【鎌倉殿の13人】江口のりこの出番が史実と違う?あえての脚色にも納得できる理由とは

 2月20日に放送されたNHK大河ドラマ「鎌倉殿の13人」に、「亀の前」(作中では亀)を演じる江口のりこが初登場。わずかセリフ3つだけにも関わらず存在感を発揮し、視聴者の関心を呼んでいる。

 今回の第7話では、安房(現在の千葉県南部)に逃れた源頼朝(大泉洋)が、坂東武者の有力者を味方につけていく様子が描かれた。その途中で頼朝は、逗留する屋敷で偶然見かけた漁師の妻・亀を見初め、一夜を共にすることに。するとそこに当の漁師が「亀はどこだあ!」と殴りこんできたのだった。

 その時、平家方の命を受けた長狭常伴が頼朝の寝込みを襲おうとしていたが、漁師たちの襲撃から隠れていた頼朝は窮地を逃れることに。結果的に亀の前に手を出した頼朝の女好きが、自らの命を救うことになっていたのである。

「ひっそりと隠れている頼朝のもとを訪れた三浦義村(山本耕史)は『敵の大将を討ち取ってまいります』と報告。すると一緒に隠れていた亀の前は『だったらついでにウチの人も討ち取って』と懇願し、江口の演技が引き立つ場面となっていました。もちろんこのセリフはドラマでの創作ですが、そもそも亀の前と安房で知り合ったこと自体が、史実には反しているのです」(歴史に詳しいライター)
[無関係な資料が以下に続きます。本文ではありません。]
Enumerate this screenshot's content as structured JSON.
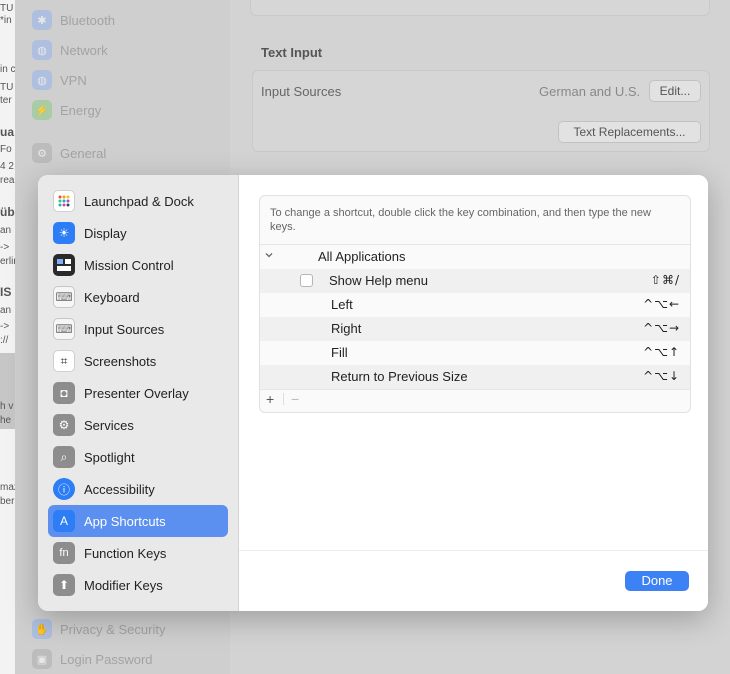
{
  "background": {
    "left_fragments": [
      "TU",
      "*in",
      "in c",
      "TU",
      "ter",
      "ua",
      "Fo",
      "4 2",
      "rea",
      "üb",
      "an",
      "->",
      "erlin",
      "IS",
      "an",
      "->",
      "://",
      "h v",
      "he",
      "maz",
      "bers"
    ],
    "sidebar_items": [
      {
        "label": "Bluetooth",
        "icon": "bluetooth-icon",
        "color": "#8aa7e0"
      },
      {
        "label": "Network",
        "icon": "globe-icon",
        "color": "#8aa7e0"
      },
      {
        "label": "VPN",
        "icon": "globe-icon",
        "color": "#8aa7e0"
      },
      {
        "label": "Energy",
        "icon": "energy-icon",
        "color": "#8cc08a"
      },
      {
        "label": "General",
        "icon": "gear-icon",
        "color": "#aaaaaa"
      },
      {
        "label": "Privacy & Security",
        "icon": "hand-icon",
        "color": "#8aa7e0"
      },
      {
        "label": "Login Password",
        "icon": "lock-icon",
        "color": "#aaaaaa"
      }
    ],
    "text_input_heading": "Text Input",
    "input_sources_label": "Input Sources",
    "input_sources_value": "German and U.S.",
    "edit_button": "Edit...",
    "text_replacements_button": "Text Replacements..."
  },
  "modal": {
    "sidebar": [
      {
        "label": "Launchpad & Dock",
        "icon": "launchpad-icon",
        "selected": false
      },
      {
        "label": "Display",
        "icon": "display-icon",
        "selected": false
      },
      {
        "label": "Mission Control",
        "icon": "mission-control-icon",
        "selected": false
      },
      {
        "label": "Keyboard",
        "icon": "keyboard-icon",
        "selected": false
      },
      {
        "label": "Input Sources",
        "icon": "input-sources-icon",
        "selected": false
      },
      {
        "label": "Screenshots",
        "icon": "screenshot-icon",
        "selected": false
      },
      {
        "label": "Presenter Overlay",
        "icon": "presenter-icon",
        "selected": false
      },
      {
        "label": "Services",
        "icon": "services-icon",
        "selected": false
      },
      {
        "label": "Spotlight",
        "icon": "spotlight-icon",
        "selected": false
      },
      {
        "label": "Accessibility",
        "icon": "accessibility-icon",
        "selected": false
      },
      {
        "label": "App Shortcuts",
        "icon": "app-store-icon",
        "selected": true
      },
      {
        "label": "Function Keys",
        "icon": "fn-icon",
        "selected": false
      },
      {
        "label": "Modifier Keys",
        "icon": "arrow-up-icon",
        "selected": false
      }
    ],
    "instructions": "To change a shortcut, double click the key combination, and then type the new keys.",
    "group_label": "All Applications",
    "shortcuts": [
      {
        "label": "Show Help menu",
        "keys": "⇧⌘/",
        "checkbox": true
      },
      {
        "label": "Left",
        "keys": "^⌥←",
        "checkbox": false
      },
      {
        "label": "Right",
        "keys": "^⌥→",
        "checkbox": false
      },
      {
        "label": "Fill",
        "keys": "^⌥↑",
        "checkbox": false
      },
      {
        "label": "Return to Previous Size",
        "keys": "^⌥↓",
        "checkbox": false
      }
    ],
    "add_symbol": "+",
    "remove_symbol": "−",
    "done_button": "Done",
    "accent_color": "#3d82f5"
  }
}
 亀の前はれっきとした実在人物で、頼朝の妾であったことも事実とされている。だが亀の前は頼朝が伊豆で流罪に遭っていたころからの妾であり、安房に住む漁師の嫁という設定はドラマならでの創作だ。

 後年には嫉妬心を燃やした北条政子(小池栄子)の命により、身を寄せていた屋敷が打ち壊される羽目に遭う亀の前。そんな彼女をなぜ「鎌倉殿の13人」ではあえて、安房で出会ったことにしているのだろうか。
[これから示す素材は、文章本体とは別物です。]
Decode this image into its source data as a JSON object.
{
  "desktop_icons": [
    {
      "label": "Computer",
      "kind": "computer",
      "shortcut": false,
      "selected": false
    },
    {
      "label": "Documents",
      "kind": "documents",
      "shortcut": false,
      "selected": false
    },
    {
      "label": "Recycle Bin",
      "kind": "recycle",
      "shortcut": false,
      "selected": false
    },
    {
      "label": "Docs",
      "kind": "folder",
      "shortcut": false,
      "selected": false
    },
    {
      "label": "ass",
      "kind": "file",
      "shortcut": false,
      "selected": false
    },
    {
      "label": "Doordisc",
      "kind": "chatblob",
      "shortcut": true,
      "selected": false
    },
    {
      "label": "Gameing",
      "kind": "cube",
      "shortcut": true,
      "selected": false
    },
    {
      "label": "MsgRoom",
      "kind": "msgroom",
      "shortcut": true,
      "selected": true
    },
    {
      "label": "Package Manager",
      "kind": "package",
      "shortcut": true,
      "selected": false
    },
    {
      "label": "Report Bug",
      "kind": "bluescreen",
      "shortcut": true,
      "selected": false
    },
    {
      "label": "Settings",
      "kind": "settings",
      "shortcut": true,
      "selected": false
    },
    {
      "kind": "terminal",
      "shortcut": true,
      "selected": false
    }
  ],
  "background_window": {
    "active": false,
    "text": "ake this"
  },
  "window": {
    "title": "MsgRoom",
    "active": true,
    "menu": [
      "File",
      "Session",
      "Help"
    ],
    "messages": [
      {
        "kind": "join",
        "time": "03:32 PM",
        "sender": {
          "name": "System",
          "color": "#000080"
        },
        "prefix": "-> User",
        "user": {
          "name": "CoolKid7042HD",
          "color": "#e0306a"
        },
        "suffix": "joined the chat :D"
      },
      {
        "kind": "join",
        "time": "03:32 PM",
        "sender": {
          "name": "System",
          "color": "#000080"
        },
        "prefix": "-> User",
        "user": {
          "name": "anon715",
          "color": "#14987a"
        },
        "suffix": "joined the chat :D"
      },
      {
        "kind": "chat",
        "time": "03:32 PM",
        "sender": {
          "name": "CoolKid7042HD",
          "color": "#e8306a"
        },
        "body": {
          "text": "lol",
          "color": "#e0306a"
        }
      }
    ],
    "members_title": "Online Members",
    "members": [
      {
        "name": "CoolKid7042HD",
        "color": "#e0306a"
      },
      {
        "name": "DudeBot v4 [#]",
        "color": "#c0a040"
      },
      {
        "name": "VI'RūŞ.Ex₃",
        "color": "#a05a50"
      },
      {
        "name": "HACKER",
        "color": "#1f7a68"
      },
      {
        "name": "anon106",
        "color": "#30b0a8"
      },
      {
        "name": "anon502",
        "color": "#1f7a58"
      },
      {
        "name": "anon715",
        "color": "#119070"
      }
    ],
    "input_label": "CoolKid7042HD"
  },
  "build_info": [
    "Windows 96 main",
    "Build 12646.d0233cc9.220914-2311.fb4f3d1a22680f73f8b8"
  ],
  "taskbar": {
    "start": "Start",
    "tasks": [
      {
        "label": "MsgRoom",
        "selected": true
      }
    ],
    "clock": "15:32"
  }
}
のちには妊娠中に頼朝と亀の前が通じていたことを知り、政子が怒り狂うことに。トップ画像ともに©NHK

「源頼朝を描いた作品は数多くあれど、伊豆で北条家に身を寄せるところから始まる例は聞いたことがありません。その理由は本作の主人公が頼朝ではなく、のちに鎌倉幕府を支えることになる北条義時(小栗旬)だからです。それゆえ本作では頼朝の流人生活をほぼ描いていないのですが、亀の前は流人当時からの妾であり、実は妻の政子よりも先に出会っていました。しかし史実通りにしてしまうと、今度はドラマの内容に大きく差し障ってしまうことになります」(前出・ライター)

 伊豆で流人生活を送っていた頼朝はまず、伊藤祐親のもとに身柄を預けられていた。だが祐親が京に出仕している間、祐親の娘である八重(新垣結衣)と契りを交わし、最初の妻としている。
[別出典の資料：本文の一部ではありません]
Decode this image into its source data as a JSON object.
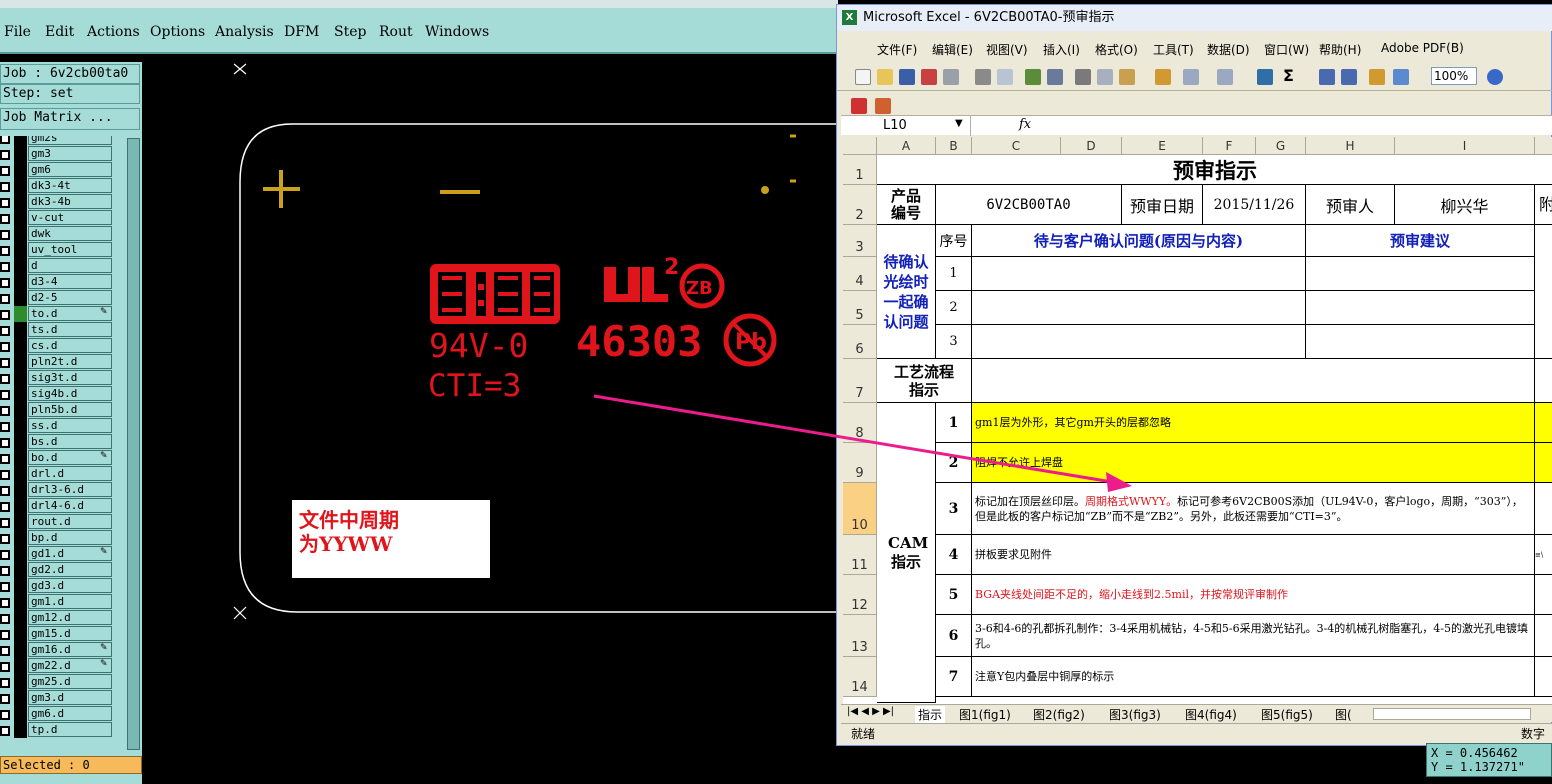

 その後、祐親により強制的に別れさせられると、今度は北条家に匿われることになり、北条時政の長女である政子と結婚。ドラマでは八重と政子が頼朝を巡って対峙する場面もひとつのハイライトとなっていた。

「そんな八重や政子を描くにあたり、妾である亀の前はどうしても余計な存在に。平安末期には正妻を迎えつつ、陰では妾と遊んでいることは少しも珍しくありませんでしたが、それをドラマにも盛り込んでしまうと人間関係が複雑になりすぎますし、物語を進める際にはノイズにもなりかねません。ただ頼朝と政子の今後を描く際に、亀の前の存在は埋もれさせたくないところ。そこで苦肉の策として《安房の漁師の嫁》とすることで、亀の前が登場するタイミングを都合よく遅らせたのではないでしょうか」(前出・ライター)

 いずれにせよ今後、政子と亀の前のさや当ても見ることができるはず。ドラマ好きとしてはぜひ、小池栄子と江口のりこのにらみ合いに期待したいものだ。